Drew,
I actually talked with Press Maxwell once, a career highlight. Most of what he saidI also did a master plan for one of his later courses, and talking with members, they said he was pretty blasé about design at the time, telling his shapers, "Give a 2 mounder here, a 4 mounder there, and a 3 mounder over yonder, etc.
I recently played a Press Maxwell, Pinecrest in Longview, TX, which was said to be nearly untouched since he expanded it to 18 holes in 1958. Looking at historicaerials.com, I find that it was changed some time between 1957 and 1970, although I don't know if Maxwell did the only changes. (DA Weibring added a range and changed the range sometime post 2000)
Looking at the historic aerials, it is hard to see big differences in the green sizes. Looking at it in person, all I can say is the greens have grown way in, not connected to the fw anymore.

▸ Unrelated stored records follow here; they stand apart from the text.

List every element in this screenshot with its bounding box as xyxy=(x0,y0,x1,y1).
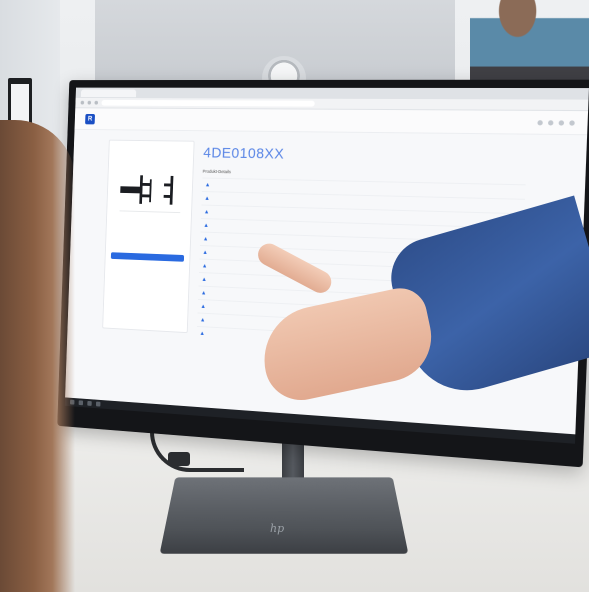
table-cell xyxy=(411,196,468,213)
taskbar-app-icon[interactable] xyxy=(87,400,92,406)
card-title xyxy=(115,146,188,147)
office-photo: hp R 4DE0108XX Produkt-Details ▲ ▲ ▲ ▲ ▲… xyxy=(0,0,589,592)
forward-icon[interactable] xyxy=(87,100,92,105)
profile-drawing xyxy=(112,154,188,232)
product-title: 4DE0108XX xyxy=(203,144,285,163)
taskbar-app-icon[interactable] xyxy=(78,400,84,406)
monitor-stand-base xyxy=(159,477,409,554)
url-input[interactable] xyxy=(101,99,315,107)
back-icon[interactable] xyxy=(80,100,85,105)
header-icons xyxy=(537,119,575,126)
reload-icon[interactable] xyxy=(94,100,99,105)
hp-logo-icon: hp xyxy=(270,522,285,535)
table-cell[interactable] xyxy=(357,195,413,211)
table-cell xyxy=(303,193,358,210)
table-cell xyxy=(467,183,526,200)
table-cell[interactable] xyxy=(357,181,413,197)
table-cell xyxy=(304,180,359,196)
taskbar-app-icon[interactable] xyxy=(95,401,101,407)
foreground-person-hair xyxy=(0,120,75,592)
profile-drawing-svg xyxy=(112,175,190,232)
share-icon[interactable] xyxy=(547,119,554,126)
bookmark-icon[interactable] xyxy=(558,119,565,126)
search-icon[interactable] xyxy=(537,119,543,125)
table-cell xyxy=(412,182,469,198)
cable-plug xyxy=(168,452,190,466)
app-logo[interactable]: R xyxy=(85,113,96,124)
product-preview-card xyxy=(102,139,195,334)
configure-button[interactable] xyxy=(110,252,185,262)
browser-tab[interactable] xyxy=(80,89,137,97)
user-icon[interactable] xyxy=(569,119,575,126)
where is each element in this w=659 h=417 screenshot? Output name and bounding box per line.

As to the philosophy itself, small greens on long holes and vice versa seems to go against tradition, except a few of us use at least one small green on long 3 or 4 par holes as a way to test long iron accuracy, given distance increases these days. Building big, subdivided greens on short holes is fairly common, since small ones would get eaten up by ball marks.
I agree most courses decide they are big green or small green courses, or can only afford X amount of green. To supers, any bigger than the minimum they like for maintenance is a waste of resources, any smaller frowned up as not giving enough cup space. Even golfers are funny, noticing when a green doesn't look like the others, because it's different in size. My response? Well, that was sort of the point, no?"
I even had a shaper build the green to the average size. He noticed I had designed a much larger green on one hole, and figured I made a mistake and would want to make it the same as others.
As to the strategy, yes they should vary. Good players will notice if one long par 4 has a big green, another a small one, and others with average size greens with distinct features, for example. Nothing wrong with having one green harder to hit than the others, and maybe one much easier, with (as you mention) perils for being too far from the pin.